CAPEC-1: Accessing Functionality Not Properly Constrained by ACLs
In applications, particularly web applications, access to functionality is mitigated by an authorization framework. This framework maps Access Control Lists (ACLs) to elements of the application's functionality; particularly URL's for web apps. In the case that the administrator failed to specify an ACL for a particular element, an attacker may be able to access it with impunity. An attacker with the ability to access functionality not properly constrained by ACLs can obtain sensitive information and possibly compromise the entire application. Such an attacker can access resources that must be available only to users at a higher privilege level, can access management sections of the application, or can run queries for data that they otherwise not supposed to.
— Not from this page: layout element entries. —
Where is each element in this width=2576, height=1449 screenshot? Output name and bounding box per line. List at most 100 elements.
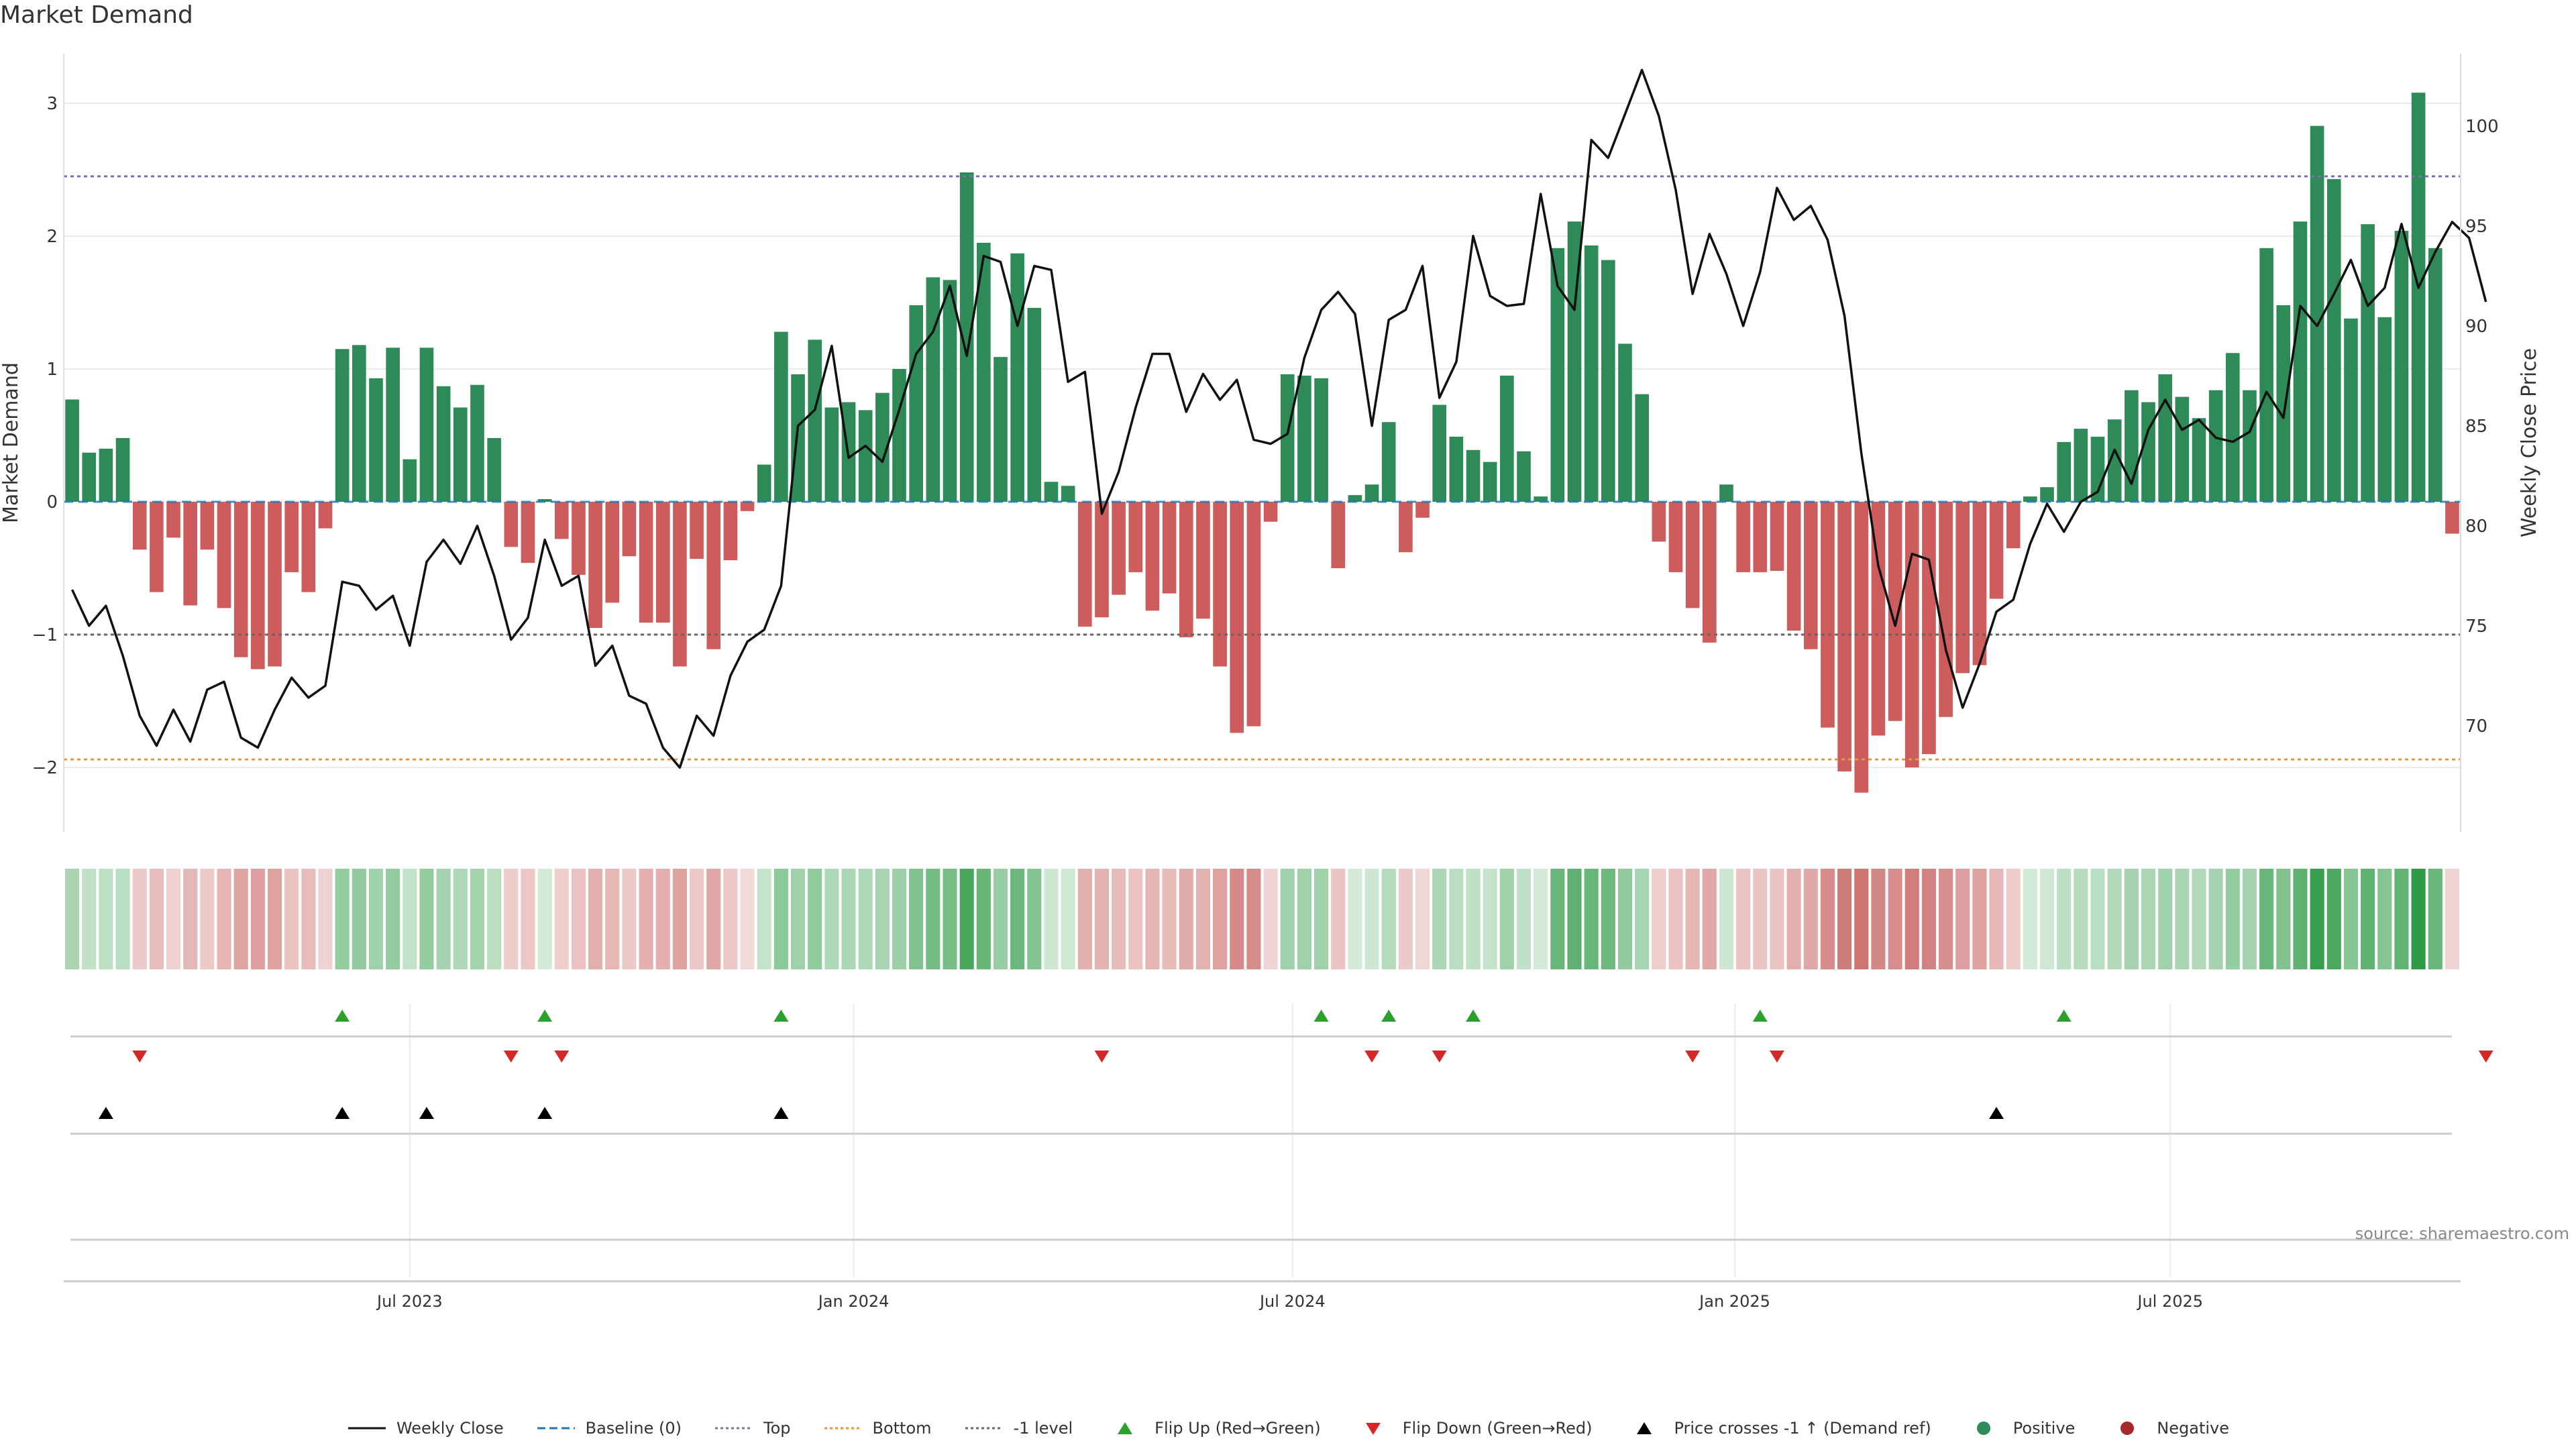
heat-cell	[858, 869, 873, 969]
demand-bar	[655, 502, 670, 623]
demand-bar	[2074, 429, 2088, 502]
heat-cell	[1027, 869, 1042, 969]
heat-cell	[132, 869, 147, 969]
demand-bar	[2428, 248, 2443, 502]
demand-bar	[2040, 487, 2054, 502]
heat-cell	[1652, 869, 1666, 969]
y-axis-label: Market Demand	[0, 362, 23, 523]
demand-bar	[622, 502, 637, 557]
flip-down-marker	[1364, 1051, 1380, 1063]
demand-bar	[808, 339, 822, 502]
heat-cell	[1195, 869, 1211, 969]
demand-bar	[572, 502, 586, 575]
heat-cell	[1112, 869, 1126, 969]
legend-label: -1 level	[1013, 1419, 1073, 1438]
heat-cell	[723, 869, 738, 969]
demand-bar	[875, 392, 890, 502]
price-cross-marker	[773, 1107, 789, 1119]
heat-cell	[217, 869, 231, 969]
heat-cell	[2394, 869, 2409, 969]
demand-bar	[1230, 502, 1244, 733]
demand-bar	[1415, 502, 1430, 518]
grid-lines	[64, 103, 2461, 1278]
flip-up-marker	[1381, 1010, 1397, 1022]
heat-cell	[386, 869, 400, 969]
heat-cell	[1398, 869, 1413, 969]
demand-bar	[1077, 502, 1092, 627]
demand-bar	[1061, 486, 1075, 502]
heat-cell	[267, 869, 282, 969]
heat-cell	[1213, 869, 1228, 969]
heat-cell	[622, 869, 637, 969]
heat-cell	[352, 869, 366, 969]
heat-cell	[2361, 869, 2375, 969]
demand-bar	[2344, 318, 2358, 502]
heat-cell	[1432, 869, 1447, 969]
demand-bar	[115, 437, 130, 502]
demand-bar	[402, 459, 417, 502]
heat-cell	[1837, 869, 1852, 969]
demand-bar	[65, 399, 79, 502]
legend-line-solid-icon	[347, 1427, 386, 1430]
heat-cell	[1854, 869, 1869, 969]
demand-bar	[251, 502, 265, 669]
demand-bar	[1668, 502, 1683, 572]
demand-bar	[1939, 502, 1953, 717]
heat-cell	[655, 869, 670, 969]
legend-item: Top	[714, 1419, 791, 1438]
demand-bar	[1753, 502, 1768, 572]
demand-bar	[2293, 221, 2308, 502]
heat-cell	[1483, 869, 1497, 969]
demand-bar	[2006, 502, 2021, 549]
heat-cell	[1955, 869, 1970, 969]
heat-cell	[554, 869, 569, 969]
heat-cell	[1179, 869, 1193, 969]
demand-bar	[588, 502, 602, 629]
demand-bar	[1213, 502, 1227, 667]
heat-cell	[639, 869, 653, 969]
legend-label: Weekly Close	[396, 1419, 504, 1438]
legend-triangle-up-icon	[1637, 1422, 1652, 1434]
heat-cell	[1567, 869, 1582, 969]
heat-cell	[2310, 869, 2324, 969]
y-tick-label: 0	[46, 492, 58, 513]
heat-cell	[1786, 869, 1801, 969]
heat-cell	[1550, 869, 1565, 969]
heat-cell	[1313, 869, 1329, 969]
heat-cell	[2377, 869, 2392, 969]
heat-cell	[1331, 869, 1346, 969]
flip-up-marker	[2056, 1010, 2072, 1022]
legend-label: Flip Up (Red→Green)	[1155, 1419, 1321, 1438]
demand-bar	[1128, 502, 1143, 572]
demand-bar	[2141, 402, 2155, 502]
y2-tick-label: 95	[2465, 217, 2487, 237]
heat-cell	[1904, 869, 1919, 969]
demand-bar	[1517, 451, 1531, 502]
heat-cell	[82, 869, 97, 969]
demand-bar	[824, 407, 839, 502]
demand-bar	[1854, 502, 1869, 793]
heat-cell	[2343, 869, 2359, 969]
demand-bar	[1196, 502, 1210, 619]
demand-bar	[1027, 307, 1042, 502]
heat-cell	[571, 869, 586, 969]
heat-cell	[1449, 869, 1464, 969]
legend-label: Baseline (0)	[585, 1419, 682, 1438]
y-tick-label: 2	[46, 227, 58, 247]
heat-cell	[419, 869, 434, 969]
demand-bar	[1955, 502, 1970, 674]
demand-bar	[1483, 462, 1497, 502]
demand-bar	[774, 331, 788, 502]
demand-bar	[1381, 422, 1396, 502]
heat-cell	[824, 869, 839, 969]
legend-label: Price crosses -1 ↑ (Demand ref)	[1674, 1419, 1931, 1438]
legend-item: Bottom	[823, 1419, 932, 1438]
heat-cell	[453, 869, 468, 969]
y2-tick-label: 75	[2465, 616, 2487, 637]
heat-cell	[1921, 869, 1936, 969]
demand-bar	[2208, 390, 2223, 502]
demand-bar	[723, 502, 738, 561]
demand-bar	[419, 347, 434, 502]
demand-bar	[436, 386, 451, 502]
demand-bar	[1618, 343, 1632, 502]
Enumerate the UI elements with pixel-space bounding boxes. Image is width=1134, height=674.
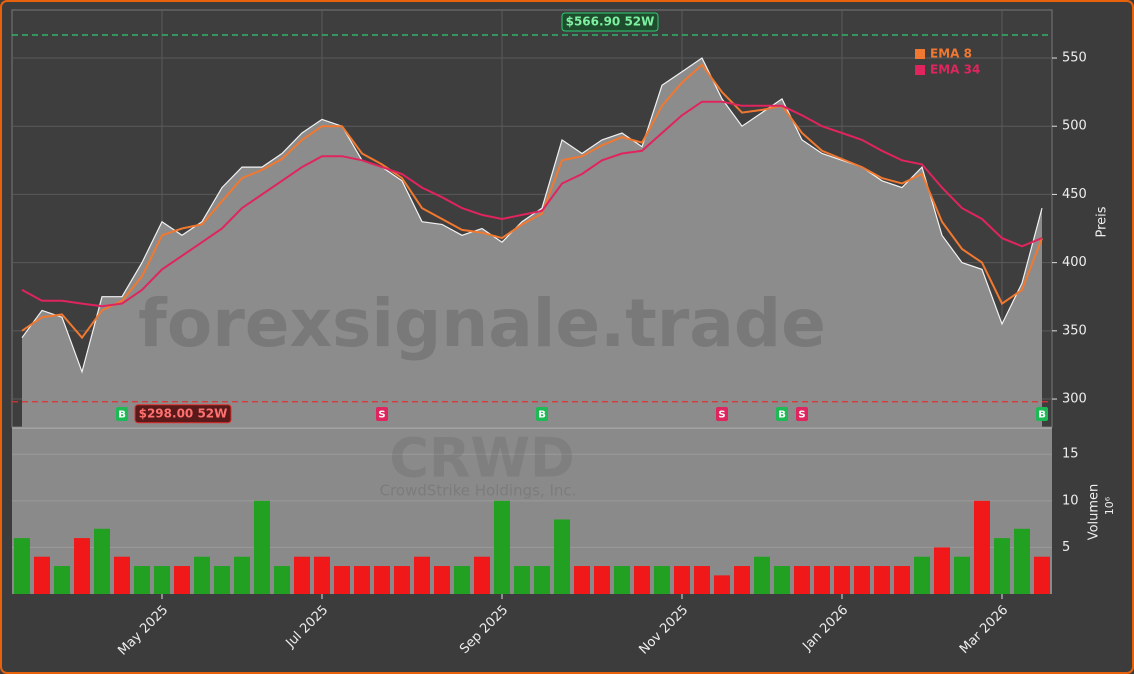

CAPEC-127: Directory Indexing
An adversary crafts a request to a target that results in the target listing/indexing the content of a directory as output. One common method of triggering directory contents as output is to construct a request containing a path that terminates in a directory name rather than a file name since many applications are configured to provide a list of the directory's contents when such a request is received. An adversary can use this to explore the directory tree on a target as well as learn the names of files. This can often end up revealing test files, backup files, temporary files, hidden files, configuration files, user accounts, script contents, as well as naming conventions, all of which can be used by an attacker to mount additional attacks.
CAPEC-81: Web Server Logs Tampering
Web Logs Tampering attacks involve an attacker injecting, deleting or otherwise tampering with the contents of web logs typically for the purposes of masking other malicious behavior. Additionally, writing malicious data to log files may target jobs, filters, reports, and other agents that process the logs in an asynchronous attack pattern. This pattern of attack is similar to "Log Injection-Tampering-Forging" except that in this case, the attack is targeting the logs of the web server and not the application.